Grafik zur Illustration der komplexen biologischen Netzwerke. Bildnachweis: Ralph Schlappbach, FGCZ

Sichtbare Netzwerke

Forschungspolitik und Life Sciences im 21. Jahrhundert

Alban Frei

Das Dissertationsprojekt „Sichtbare Netzwerke“ untersucht die jüngsten Transformationen in der schweizerischen Forschungspolitik und in den postgenomischen Lebenswissenschaften am Beispiel von SystemsX.ch. SystemsX ist ein Forschungsnetzwerk zur Förderung eines neuen Ansatzes in den Life Sciences, der Systembiologie. 2012 verfügte SystemsX.ch über ein Jahresbudget von rund 50 Mio. CHF, vereinte ca. 750 Mitarbeiter aus rund 250 Forschungsgruppen und war an 12 Universitäten, Hochschulen und Forschungsinstituten präsent. Mit diesen Dimensionen bewegt sich SystemsX.ch ausserhalb des courant normal schweizerischer Forschungsförderung. Diese wissenschaftliche Grossoffensive nahm ihren Anfang in den „Nullerjahren“, in einer Phase von wirtschaftlichen Unsicherheiten und Restrukturierungen.

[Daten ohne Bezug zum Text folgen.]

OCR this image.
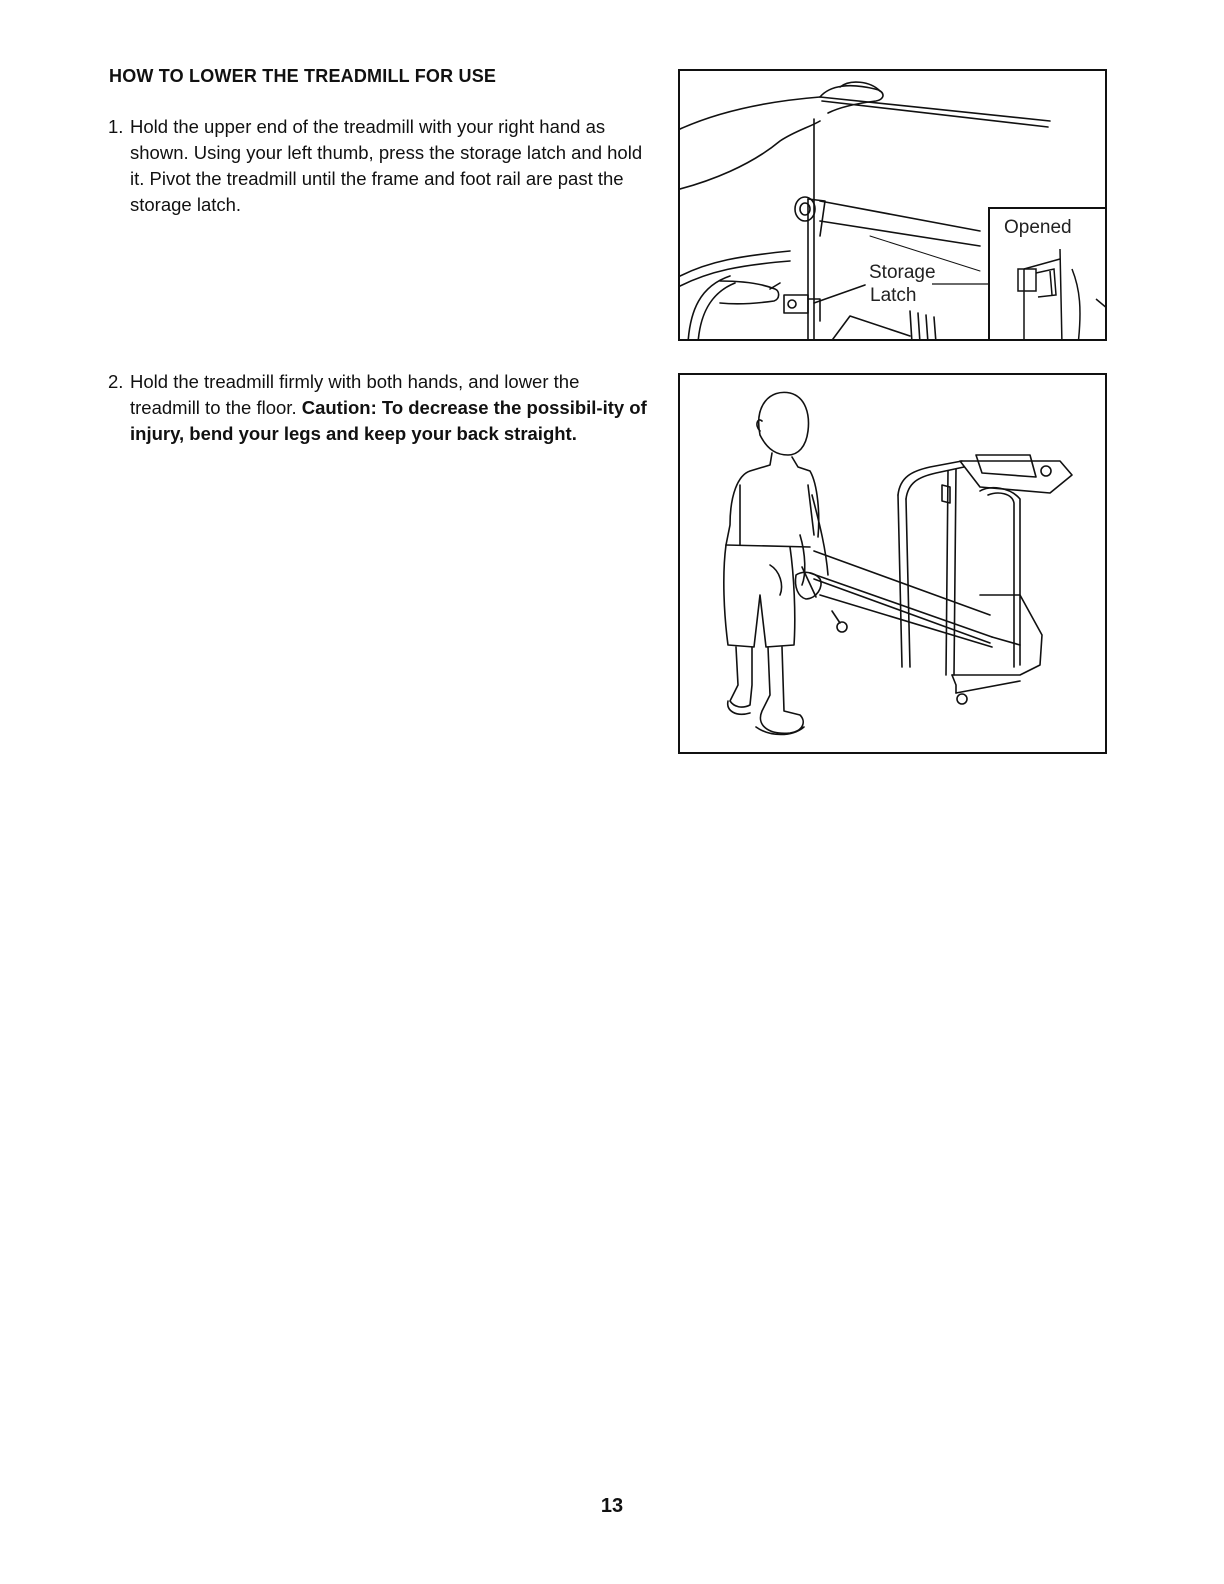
HOW TO LOWER THE TREADMILL FOR USE
1. Hold the upper end of the treadmill with your right hand as shown. Using your left thumb, press the storage latch and hold it. Pivot the treadmill until the frame and foot rail are past the storage latch.
2. Hold the treadmill firmly with both hands, and lower the treadmill to the floor. Caution: To decrease the possibil-ity of injury, bend your legs and keep your back straight.
Storage
Latch
Opened
13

Das Projekt fragt nach den Gründen für diese ausserordentliche Förderung. Um die Investition in einen zukunftsträchtigen, inhaltlich aber diffusen Ansatz der Lebenswissenschaften historisch zu erklären, muss man auch die Veränderungen von Wirtschaft und Wissenschaftspolitik in den 1990er Jahren betrachten: Die anhaltende wirtschaftliche Stagnation wurde in der Schweiz als Folge eines verpassten Strukturwandels in der globalisierten Weltwirtschaft gedeutet. Diese diffuse Problemwahrnehmung bildete den Boden für eine forschungspolitische Offensive. Im gleichen Zeitraum zeichnete sich mit der Terminierung des Humangenomprojekts und dem damit verbundenen Ende der molekulargenetischen Dominanz eine grundlegende Veränderung der Lebenswissenschaften ab. In dieser postgenomischen Transformationsphase der Life Sciences konsolidierte sich unter dem Begriff Systembiologie ein zugkräftiger Ansatz, der in Forschung und Wirtschaft grosse Erwartungen weckte. Daraus allein lässt sich die Entstehung von SystemsX und die millionenschwere Förderung des Systems Approach in der Schweiz aber noch nicht ableiten. Das Forschungsprojekt fragt deshalb nach den konkreten Aushandlungsprozessen, die SystemsX in seiner heutigen Form entstehen liessen. Es geht von der These aus, dass erst das Zusammenwirken von gesellschaftlichen, politischen und epistemischen Prozessen SystemsX ermöglichte: Erst die Rede vom „Netzwerk“ als Leitmetapher unserer Gesellschaft, der Umbau der Hochschullandschaft nach Prinzipien des New Public Management, der Konsens über die hohe Bedeutung von Spitzenforschung für den Standort Schweiz, die Deutung von Internationalität, Interdisziplinarität, Flexibilität und Projektstruktur als Erfolgsfaktoren wissenschaftlicher Forschung bereiteten den Boden für SystemsX. Im Zentrum des Forschungsprojekts stehen somit Netzwerke aus Wissenschaftlern, Politikern, Industrievertretern, Laboratorien, technischen Artefakten und Denk- und Redeweisen, die die Erforschung biologischer Netzwerke in der Systembiologie unterstützten und die in der Form von SystemsX.ch sichtbar wurden.

Mit der methodischen Disposition einer Wissensgeschichte wird nach den Akteuren, Orten, Redeweisen und Denkstilen gefragt, die SystemsX hervorgebracht haben. Das Forschungsprojekt untersucht mit SystemsX.ch eine charakteristische Form  schweizerischen Forschungs- und Wissenschaftspolitik in der globalisierten Konkurrenzsituation und mit der Systembiologie den wirkungsvollsten Stabilisierungsversuch der postgenomischen Life Sciences. Damit wir ein  Reflexionsraum über die Bedeutung von Forschung und Forschungsförderung in der Schweiz des 20. und 21. Jahrhunderts eröffnet und ein Einstieg in die jüngste Geschichte der Lebenswissenschaften geboten.

Das Projekt wird vom Schweizerischen Nationalfonds SNF unterstützt.